DAYTON — The last man-made barrier on North Touchet River, one of the most productive fish streams in the Blues, will soon be removed.
“(W)hen I retire I will be glad to see this project completed,” fish biologist Dave Crabtree said as he led a Blue Mountain Land Trust tour up to the entrance of Ski Bluewood resort.
When describing prime Bull Trout habitat, the US Fish & Wildlife Service likes to refer to the Four Cs.
Cold: They live in colder water than similar species.
Clean: The require the cleanest streams for spawning.
Complex: Their streams should have riffles, deep pools, undercut banks and plenty of logs.
Connected: They use rivers and lakes to reach headwater streams for annual spawning and feeding migrations.
Identifying a Bull Trout can be difficult but not impossible. According to Fish & Wildlife, one key to identification is a lack of markings on the dorsal fin. They also have olive green backs with pink or yellow spots and light colored bellies, though the males may show orange bellies during spawning.
After the brief hike, the 68-year-old with close to three-decades of fish biology experience and one year left before retiring stood before a man-made ravine about 50 feet wide and 15 feet deep. It’s the spot where skiers would normally turn off North Touchet Road to enter the resort parking lot. And when they did, they drove over a culvert.
But not anymore.
Over the next few weeks the U.S. Forest Service will dig up and take out the last four-foot diameter culvert on the North Touchet. Once the $200,000 project is completed, what will be left is a 16-foot wide arch that will span over a natural stream and banks, thus replacing the small flume that was once a barrier to big fish.
“So it is not a straight shot because at higher flows you get real velocity going,” Crabtree said.
This fish passage project, however, is not about salmon or steelhead, but about a fish that wasn’t even considered a separate species until the late 1970s.
Bull trout were once thought to be a type of Dolly Varden, since they looked similar and were also capable of reaching lengths of three feet and weights of 20 pounds. But in 1978 it was determined that bull trout were a separate species. More research over the next decade found that there numbers were declining.
So in the 1990s the species was listed as endangered, which led to more research and a few discoveries about a fish that likes to move around.
“We were really ignorant ... We know a lot more now than we did in the early ’90s,” Crabtree said.
Using tagging methods and radio telemetry, Crabtree and other biologist soon learned that bull trout are gadabouts when it came to stream life. They often moved dozens of miles through a system of interconnected lakes and streams, depending on water temperatures, flows and spawning.
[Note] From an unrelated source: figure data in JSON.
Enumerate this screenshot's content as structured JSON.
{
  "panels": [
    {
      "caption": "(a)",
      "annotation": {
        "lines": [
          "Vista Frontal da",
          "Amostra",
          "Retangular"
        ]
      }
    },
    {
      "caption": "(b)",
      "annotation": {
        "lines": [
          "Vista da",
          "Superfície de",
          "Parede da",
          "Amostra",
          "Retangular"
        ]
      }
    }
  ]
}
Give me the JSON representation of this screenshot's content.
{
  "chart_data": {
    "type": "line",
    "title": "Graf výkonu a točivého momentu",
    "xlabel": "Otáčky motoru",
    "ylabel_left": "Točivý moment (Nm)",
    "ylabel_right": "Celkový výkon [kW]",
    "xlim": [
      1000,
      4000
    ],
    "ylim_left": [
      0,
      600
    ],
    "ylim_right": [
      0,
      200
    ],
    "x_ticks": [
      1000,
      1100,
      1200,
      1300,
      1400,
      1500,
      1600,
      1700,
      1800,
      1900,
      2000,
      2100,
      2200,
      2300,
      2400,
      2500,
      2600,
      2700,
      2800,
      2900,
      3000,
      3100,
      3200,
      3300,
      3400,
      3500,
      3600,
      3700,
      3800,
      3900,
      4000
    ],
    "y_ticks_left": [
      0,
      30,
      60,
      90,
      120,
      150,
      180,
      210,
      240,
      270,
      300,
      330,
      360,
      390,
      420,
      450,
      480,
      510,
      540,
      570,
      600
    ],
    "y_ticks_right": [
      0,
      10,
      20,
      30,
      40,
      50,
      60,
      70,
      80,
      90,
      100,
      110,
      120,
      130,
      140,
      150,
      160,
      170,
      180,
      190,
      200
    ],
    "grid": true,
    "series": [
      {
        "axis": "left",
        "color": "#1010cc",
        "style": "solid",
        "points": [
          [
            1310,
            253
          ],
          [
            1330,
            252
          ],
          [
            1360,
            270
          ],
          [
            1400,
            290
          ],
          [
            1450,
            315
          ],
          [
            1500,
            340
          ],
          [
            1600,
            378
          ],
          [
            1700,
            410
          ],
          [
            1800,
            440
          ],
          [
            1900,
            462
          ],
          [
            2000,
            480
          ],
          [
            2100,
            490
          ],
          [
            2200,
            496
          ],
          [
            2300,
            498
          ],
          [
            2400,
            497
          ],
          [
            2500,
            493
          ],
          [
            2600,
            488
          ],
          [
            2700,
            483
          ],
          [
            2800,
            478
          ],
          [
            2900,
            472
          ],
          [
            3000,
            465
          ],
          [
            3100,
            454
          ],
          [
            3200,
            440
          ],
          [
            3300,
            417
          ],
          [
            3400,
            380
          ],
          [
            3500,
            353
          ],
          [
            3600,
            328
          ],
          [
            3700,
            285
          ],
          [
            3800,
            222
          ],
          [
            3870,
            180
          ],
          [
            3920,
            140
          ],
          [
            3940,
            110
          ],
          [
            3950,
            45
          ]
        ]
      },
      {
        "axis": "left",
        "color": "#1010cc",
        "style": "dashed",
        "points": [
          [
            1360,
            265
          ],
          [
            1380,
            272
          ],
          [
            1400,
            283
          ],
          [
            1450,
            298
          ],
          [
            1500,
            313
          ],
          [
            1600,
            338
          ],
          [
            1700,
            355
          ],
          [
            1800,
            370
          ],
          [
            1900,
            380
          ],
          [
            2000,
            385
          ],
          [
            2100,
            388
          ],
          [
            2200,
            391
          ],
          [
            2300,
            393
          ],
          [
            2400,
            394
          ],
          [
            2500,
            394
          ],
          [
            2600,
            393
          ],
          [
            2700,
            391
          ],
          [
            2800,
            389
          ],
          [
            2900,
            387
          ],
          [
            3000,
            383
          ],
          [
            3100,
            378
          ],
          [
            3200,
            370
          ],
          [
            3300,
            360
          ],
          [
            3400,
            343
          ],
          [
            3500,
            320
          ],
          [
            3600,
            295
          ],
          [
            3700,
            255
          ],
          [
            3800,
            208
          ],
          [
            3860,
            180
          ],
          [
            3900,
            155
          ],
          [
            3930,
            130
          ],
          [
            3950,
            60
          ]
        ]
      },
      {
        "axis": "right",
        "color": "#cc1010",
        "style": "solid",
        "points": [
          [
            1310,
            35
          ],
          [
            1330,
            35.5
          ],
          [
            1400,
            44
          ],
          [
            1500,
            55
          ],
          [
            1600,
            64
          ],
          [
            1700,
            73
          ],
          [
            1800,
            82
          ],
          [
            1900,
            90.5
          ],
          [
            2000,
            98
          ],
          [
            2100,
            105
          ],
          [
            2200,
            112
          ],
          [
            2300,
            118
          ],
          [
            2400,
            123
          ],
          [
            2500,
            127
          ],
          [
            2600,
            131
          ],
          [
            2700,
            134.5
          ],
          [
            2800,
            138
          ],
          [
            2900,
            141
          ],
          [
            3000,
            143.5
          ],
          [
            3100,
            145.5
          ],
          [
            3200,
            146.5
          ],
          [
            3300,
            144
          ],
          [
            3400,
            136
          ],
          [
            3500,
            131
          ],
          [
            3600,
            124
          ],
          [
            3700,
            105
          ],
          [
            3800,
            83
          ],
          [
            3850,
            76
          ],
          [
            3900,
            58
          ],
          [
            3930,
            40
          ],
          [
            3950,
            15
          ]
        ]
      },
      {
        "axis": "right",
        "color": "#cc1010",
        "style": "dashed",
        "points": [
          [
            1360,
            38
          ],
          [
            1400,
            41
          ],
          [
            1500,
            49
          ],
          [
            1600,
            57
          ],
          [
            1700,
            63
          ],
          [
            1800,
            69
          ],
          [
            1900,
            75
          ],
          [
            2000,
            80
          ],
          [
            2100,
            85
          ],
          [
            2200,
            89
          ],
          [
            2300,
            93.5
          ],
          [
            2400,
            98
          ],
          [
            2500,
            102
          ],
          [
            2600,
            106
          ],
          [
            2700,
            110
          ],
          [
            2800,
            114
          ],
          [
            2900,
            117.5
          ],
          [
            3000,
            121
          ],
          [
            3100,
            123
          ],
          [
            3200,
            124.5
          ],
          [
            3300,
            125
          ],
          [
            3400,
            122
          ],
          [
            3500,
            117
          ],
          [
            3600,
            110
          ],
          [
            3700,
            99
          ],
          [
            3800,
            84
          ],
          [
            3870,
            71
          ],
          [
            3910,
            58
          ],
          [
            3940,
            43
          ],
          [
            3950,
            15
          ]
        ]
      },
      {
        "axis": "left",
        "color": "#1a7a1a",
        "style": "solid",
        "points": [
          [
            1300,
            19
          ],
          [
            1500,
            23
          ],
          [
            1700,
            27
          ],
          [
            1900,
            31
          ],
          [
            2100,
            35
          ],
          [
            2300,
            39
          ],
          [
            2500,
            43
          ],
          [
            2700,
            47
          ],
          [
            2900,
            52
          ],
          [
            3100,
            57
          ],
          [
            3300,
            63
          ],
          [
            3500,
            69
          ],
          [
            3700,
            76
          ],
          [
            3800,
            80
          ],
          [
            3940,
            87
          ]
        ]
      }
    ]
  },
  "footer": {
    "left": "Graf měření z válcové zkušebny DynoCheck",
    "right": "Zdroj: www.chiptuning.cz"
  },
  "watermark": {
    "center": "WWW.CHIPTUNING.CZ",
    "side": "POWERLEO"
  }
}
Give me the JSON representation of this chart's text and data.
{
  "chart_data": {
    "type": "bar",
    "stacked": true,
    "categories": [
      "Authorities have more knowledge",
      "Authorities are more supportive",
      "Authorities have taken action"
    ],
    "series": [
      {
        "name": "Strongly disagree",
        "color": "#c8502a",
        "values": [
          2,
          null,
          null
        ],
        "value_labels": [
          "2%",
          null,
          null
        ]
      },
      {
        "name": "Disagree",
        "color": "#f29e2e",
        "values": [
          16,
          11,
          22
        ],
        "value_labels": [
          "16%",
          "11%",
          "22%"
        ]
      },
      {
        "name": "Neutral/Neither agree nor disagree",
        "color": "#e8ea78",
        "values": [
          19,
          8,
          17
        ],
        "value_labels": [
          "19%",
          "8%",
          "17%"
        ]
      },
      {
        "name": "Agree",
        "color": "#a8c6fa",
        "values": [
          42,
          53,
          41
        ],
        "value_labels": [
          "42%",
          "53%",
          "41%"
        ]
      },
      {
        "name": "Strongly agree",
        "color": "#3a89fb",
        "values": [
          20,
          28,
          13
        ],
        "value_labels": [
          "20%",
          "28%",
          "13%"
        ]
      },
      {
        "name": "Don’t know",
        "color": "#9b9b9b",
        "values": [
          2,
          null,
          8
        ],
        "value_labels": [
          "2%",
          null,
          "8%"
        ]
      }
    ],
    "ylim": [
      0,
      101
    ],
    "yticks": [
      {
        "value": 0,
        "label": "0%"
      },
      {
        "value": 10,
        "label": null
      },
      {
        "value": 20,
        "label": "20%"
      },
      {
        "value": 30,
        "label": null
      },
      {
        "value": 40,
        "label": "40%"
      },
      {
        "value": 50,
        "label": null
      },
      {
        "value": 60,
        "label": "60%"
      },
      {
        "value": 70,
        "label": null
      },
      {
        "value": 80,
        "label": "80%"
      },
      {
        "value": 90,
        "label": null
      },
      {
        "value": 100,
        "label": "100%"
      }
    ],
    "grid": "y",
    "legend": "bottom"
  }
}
“We have tagged bull trout in Mill Creek and found them all the way out to the confluence of the Walla Walla and Touchet (rivers) ... and I have no doubt that the bull trout from the Touchet River are also moving through the area,” Crabtree said.
Decades ago, bull trout were found in all the Western states, and they could be found in 60 percent of waters in the Columbia River Basin.
Now they are down to less than half their historic range. But at least in the North Touchet River, they are thriving.
During a 2011 culvert removal project, Crabtree had the job of stunning and collecting the endangered trout to relocate them downstream while construction of a new concrete bridge took place. The biologist explained how with electric wands they carefully stunned the fish and scooped them up with nets.
What he collected was 50 bull trout from about 40 feet of river, though most were fingerling size.
“This is a very productive stream,” he said. “They get really big. I measured one in that stream that was 24 inches.”